Il governo del Regno Unito sta cercando di introdurre l’offsetting nel proprio quadro normativo. I suoi proponenti stanno interferendo nei processi legislativi, compromettendo l’iter decisionale democratico e indebolendo le voci delle comunità.
Notre Dame des Landes, Francia: il progetto di aeroporto che dovrebbe sorgere in un’area di oltre 1000 ettari di zona umida, dove l’attività agricola ha permesso di mantenere il paesaggio tradizionale e la biodiversità. L’offsetting è stato richiesto dalla normativa francese, ma l’azienda Biotope ha definito una nuova metodologia basata sulle “funzioni” dell’ecosistema e non sugli ettari di territorio, proponendo che il costruttore, l’azienda Vinci, provvedesse all’offsetting di soli 600 ettari. Da 40 anni l’opposizione degli abitanti ha permesso di bloccare il progetto e ha messo in discussione lo schema di offsetting. La Commissione europea sta intervenendo.
Strategia europea 2020 sulla biodiversità: l’Ue sta considerando di dotarsi di una legislazione sull’offsetting, che includa la creazione di una “banca degli habitat” per consentire l’offsetting di specie e habitat naturali all’interno dei confini europei. Lo scopo è quello di annullare la “perdita netta” (no net loss) della biodiversità, obiettivo assolutamente diverso da quello precedentemente perseguito di garantire “nessuna perdita” (no loss).

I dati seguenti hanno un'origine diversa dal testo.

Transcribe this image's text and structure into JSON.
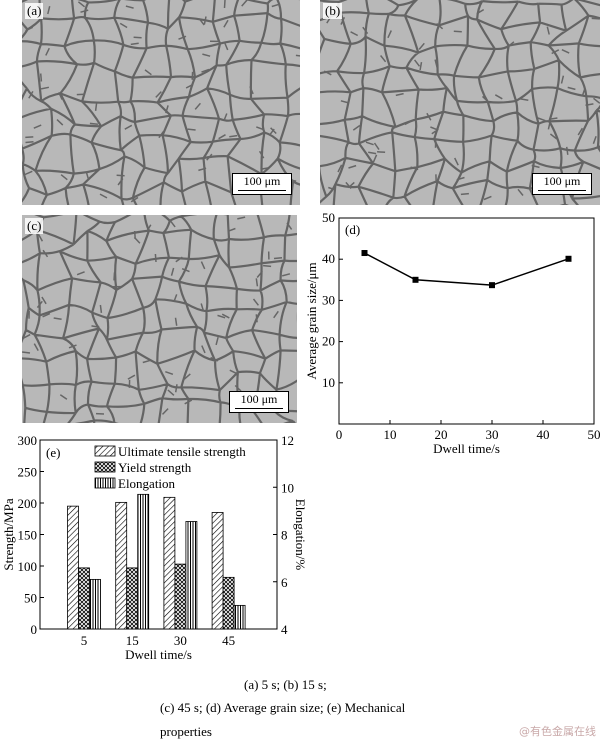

La Banca mondiale ha finanziato il mega progetto di estrazione mineraria di nichel e cobalto Weda Bay in Indonesia. Operatore del progetto è l’azienda mineraria francese Eramet (http://wedabaynickel.com/), parte del programma “business e biodiversità” (BBOP – Business and Biodiversity Offsets Program: http://www.business-biodiversity.eu/default.asp?Menue=133&News=43). Il progetto è in attesa di ricevere altri finanziamenti dalla Banca mondiale, dalla Banca asiatica di sviluppo, dalla Banca giapponese per la cooperazione internazionale (JPIC), dalle francesi Coface e Agenzia di sviluppo (AFD) proprio per il programma di offsetting. Gli impatti sulle persone e sul territorio sono enormi e il progetto è contestato dalle comunità indonesiane e da organizzazioni della società civile internazionale.
È chiaro che ci troviamo di fronte a un giro di boa fondamentale nella folle corsa che sta sistematizzando il paradigma della finanziarizzazione globale della natura, all’interno del noto orizzonte sviluppista-speculativo e della retorica mistificante che si appella alla sostenibilità e alla salvaguardia, alla partecipazione e all’equità. Un paradigma dalle profonde implicazioni, queste sì, davvero eversive dell’ordine naturale del creato.
(Fonte: http://www.democraziakmzero.org/2013/11/08/natura-bond/)

1 commento:

  1. Grazie Paolo delle preziose informazioni che ci rendi note e del lavoro di ricerca ed elaborazione sulle stesse.